Stan active subscribers grew from 2.2m to 2.4m YOY, Stan Sport has 250,000 subscribers.
The business Sneesby launched has been increasingly operating in a world where content giants dominate internationally and where consolidation is starting to play out.
“The streaming space over the years has always been an exciting and moving feast. These days [acting Stan CEO] Martin Kugeler and the team are doing a fantastic job over at Stan and taking that business forward. As we look at the evolutions in the international category, there really are no big changes beyond the sorts of things that we’ve seen year-on-year.
“Go back to the earliest days when Stan launched, we were launching in Australia with Netflix still to start their service and a lot of speculation around what Netflix would do to Stan. We’ve seen the growth of Netflix, we’ve seen Disney launch their service, and Amazon and Apple enter the market. It’s a really exciting space. Internet TV is still at a relatively early stage in its overall development. Stan is really well placed in that and the team’s going to continue to do a great job.”
One of the ways Stan is successfully safeguarding against any potential loss of international content is with local production.
“Original content is something we’ve produced since we started the business. As you’ll recall, we announced our first original production just months after launching the service. That strategy has been very successful for the business. This is really an extension of that strategy. Creating our own content gives us a lot more control over our destiny so it’s certainly an important part of the strategy.
“Our long-term agreements continue with supply from Hollywood studios, and you’ll note a number of those deals were renewed recently.”

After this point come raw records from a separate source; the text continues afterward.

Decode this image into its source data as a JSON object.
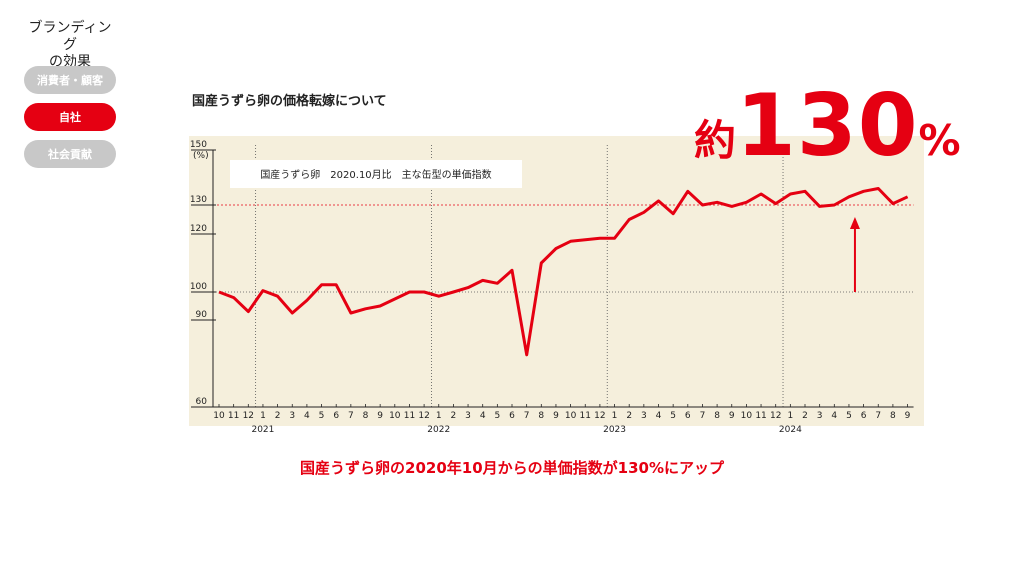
{
  "sidebar": {
    "title": "ブランディング\nの効果",
    "items": [
      {
        "label": "消費者・顧客",
        "active": false
      },
      {
        "label": "自社",
        "active": true
      },
      {
        "label": "社会貢献",
        "active": false
      }
    ]
  },
  "colors": {
    "accent": "#e50012",
    "inactive": "#c8c8c8",
    "plot_bg": "#f5efdc"
  },
  "headline": {
    "prefix": "約",
    "value": "130",
    "unit": "%"
  },
  "subtitle": "国産うずら卵の2020年10月からの単価指数が130%にアップ",
  "chart_data": {
    "type": "line",
    "title": "国産うずら卵の価格転嫁について",
    "legend": "国産うずら卵　2020.10月比　主な缶型の単価指数",
    "yunit": "(%)",
    "ylim": [
      60,
      150
    ],
    "yticks": [
      60,
      90,
      100,
      120,
      130,
      150
    ],
    "reference_lines": [
      100,
      130
    ],
    "x_labels": [
      "10",
      "11",
      "12",
      "1",
      "2",
      "3",
      "4",
      "5",
      "6",
      "7",
      "8",
      "9",
      "10",
      "11",
      "12",
      "1",
      "2",
      "3",
      "4",
      "5",
      "6",
      "7",
      "8",
      "9",
      "10",
      "11",
      "12",
      "1",
      "2",
      "3",
      "4",
      "5",
      "6",
      "7",
      "8",
      "9",
      "10",
      "11",
      "12",
      "1",
      "2",
      "3",
      "4",
      "5",
      "6",
      "7",
      "8",
      "9"
    ],
    "year_labels": [
      {
        "label": "2021",
        "index": 3
      },
      {
        "label": "2022",
        "index": 15
      },
      {
        "label": "2023",
        "index": 27
      },
      {
        "label": "2024",
        "index": 39
      }
    ],
    "series": [
      {
        "values": [
          100,
          98,
          93,
          100.5,
          98.5,
          92.5,
          97,
          102.5,
          102.5,
          92.5,
          94,
          95,
          97.5,
          100,
          100,
          98.5,
          100,
          101.5,
          104,
          103,
          107.5,
          78,
          110,
          115,
          117.5,
          118,
          118.5,
          118.5,
          125,
          127.5,
          131.5,
          127,
          135,
          130,
          131,
          129.5,
          131,
          134,
          130.5,
          134,
          135,
          129.5,
          130,
          133,
          135,
          136,
          130.5,
          133
        ]
      }
    ],
    "annotation_arrow": {
      "index": 43,
      "from": 100,
      "to": 130
    }
  }
}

When asked if Martin Kugeler is in the running to be the next chief executive of Stan, Mike Sneesby said: “I was very clear when I came into this role at Nine that we wouldn’t be going out to immediately commence a search for the chief executive. Martin is doing a brilliant job over there with the rest of the team. And at this stage, I’m not going to speculate or talk about what happens long term. The business is in great shape and it’s in great hands.”